Would he suffer the same fate as the Scot?
The answer has been a resounding no.
Federer has said on numerous occasions that he's a cool, relaxed character, and his 15-match winning streak since that emotionally charged Saturday in New York, collecting titles in Basel and Paris, proved it. He didn't let the result overly bother him, or at least that's how it's looked on the surface.
The Swiss is more experienced than Murray and, some would say, simply much better.
"It's amazing that he hasn't lost since the U.S. Open," Murray's former coach and current ESPN analyst Brad Gilbert said in a phone interview. "I think in Roger's mind, this is really going to help him big time for [the Australian Open]. This is not an anomaly. If he can finish with what we'd call bowling a turkey, winning three tournaments in a row, that's just going to give him a world of confidence."
His chances increased substantially Friday evening, when a gutsy, resilient Tomas Berdych -- you couldn't say that about the Czech a year and a half ago -- rallied to overcome David Ferrer in three sets. It meant Federer wouldn't face Djokovic but rather the Spaniard. The maturing Berdych confronts ebullient Frenchman Jo-Wilfried Tsonga in the other semifinal.
Just what kind of performance Djokovic, eliminated with a 1-2 record in Group A, would have mustered is anyone's guess, but most were of the thinking the world No. 1 wouldn't have done much.
Djokovic appeared as cooked as a turkey on Thanksgiving in a loss to good buddy Janko Tipsarevic on Friday afternoon and said afterward he was mentally drained, so Berdych did him a favor by sending him into the offseason. He ends 2011 carrying a two-match losing streak, as well as an ailing shoulder.
He has good company on the sidelines. An injured Murray and an out-of-sorts Rafael Nadal won't feature this weekend, either, making Federer the only member of the big four to survive.
Still, the numbers suggest a less-than-100 percent Djokovic would have tested Federer, who crushed Nadal as part of a 3-0 record in Group B, more than Ferrer will. Ferrer is 0-11 against the 16-time Grand Slam champion and enters the encounter dispirited following the loss to Berdych. Federer and Ferrer are separated by a single spot in the rankings -- and a year in age -- yet in truth are miles apart.
"I will try to do my best," Ferrer said in his news conference. "I will try to fight a lot."
The no-nonsense, likable Ferrer sizzled in the opening set and a half Friday, ripping Nadal-like passing shots and bullying Berdych from the baseline. Uncharacteristically, he tightened up while serving up a break at 4-3 in the second set, failing to see out a 40-15 advantage. He added his serve deserted him.

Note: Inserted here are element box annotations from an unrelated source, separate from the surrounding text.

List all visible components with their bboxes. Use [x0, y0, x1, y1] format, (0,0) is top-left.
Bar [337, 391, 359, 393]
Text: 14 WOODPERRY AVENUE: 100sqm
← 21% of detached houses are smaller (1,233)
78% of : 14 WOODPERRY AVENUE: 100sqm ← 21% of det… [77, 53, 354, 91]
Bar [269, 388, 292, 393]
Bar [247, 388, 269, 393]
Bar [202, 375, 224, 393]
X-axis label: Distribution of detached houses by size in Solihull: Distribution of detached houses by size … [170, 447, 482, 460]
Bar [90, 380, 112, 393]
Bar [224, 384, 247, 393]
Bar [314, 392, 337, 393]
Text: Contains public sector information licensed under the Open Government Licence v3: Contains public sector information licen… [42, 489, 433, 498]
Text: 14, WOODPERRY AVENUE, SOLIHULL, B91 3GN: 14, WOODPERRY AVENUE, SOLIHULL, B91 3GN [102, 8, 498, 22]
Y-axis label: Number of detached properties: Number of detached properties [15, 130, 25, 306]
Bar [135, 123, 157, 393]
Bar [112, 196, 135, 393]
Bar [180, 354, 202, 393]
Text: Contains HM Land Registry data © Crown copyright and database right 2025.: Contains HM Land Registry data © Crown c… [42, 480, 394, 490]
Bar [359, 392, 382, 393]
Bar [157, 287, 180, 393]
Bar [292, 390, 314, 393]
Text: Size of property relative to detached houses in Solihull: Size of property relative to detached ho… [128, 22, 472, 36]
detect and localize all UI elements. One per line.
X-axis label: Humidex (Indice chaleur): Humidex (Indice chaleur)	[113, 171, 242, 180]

Fans with tickets to Saturday afternoon's semifinal were probably willing Ferrer on, since Djokovic versus Federer was slated to be the opening singles tilt. As it turned out, it's Ferrer versus Federer.
Gilbert said Ferrer should glance at Russian Nikolay Davydenko for inspiration. Davydenko lost all 12 of his head-to-heads with Federer before finally triumphing at the World Tour Finals in London two years ago. Perhaps the quick turnaround will force Ferrer to forget about his collapse.
"Everything points to him having no shot, but look at the numbers with Davydenko a couple of years ago," Gilbert said. "If I was him, I'd pop in that Davydenko DVD and think, 'OK, here's a guy who was around my age and was an 0-for, and he got his first win.' And Ferrer is playing the best tennis of his career on faster courts. I have so much respect for what he's doing out there."
Berdych's long-awaited breakthrough came in 2010 when he advanced to his first major semifinal at the French Open, then first major final weeks later at Wimbledon. Although he didn't go as deep in any Grand Slam this term, he's been more consistent and playing his best tennis in the fall. He is, without question, competing better than ever.
"That's one of the aspects that improved in my game, and I'm able to fight back, win the tough matches," Berdych said in his news conference. "I'm happy for this improvement in my game. That's what I need. That was something that I was looking for."
After he blew a match point to Djokovic on Monday, it seemed this wasn't destined to be his week. That changed Wednesday, when he saved a match point against Tipsarevic, and Berdych took advantage of Ferrer's lapse to finish atop Group A.
Berdych upended Tsonga in their lone meeting in October. Tsonga, though, handed Federer his toughest outing in Group B and benefited, like Federer, from a day off Friday. It might make a difference. Berdych has contested a trio of three-setters.
A surging Federer, meanwhile, is fresh. And the clear favorite.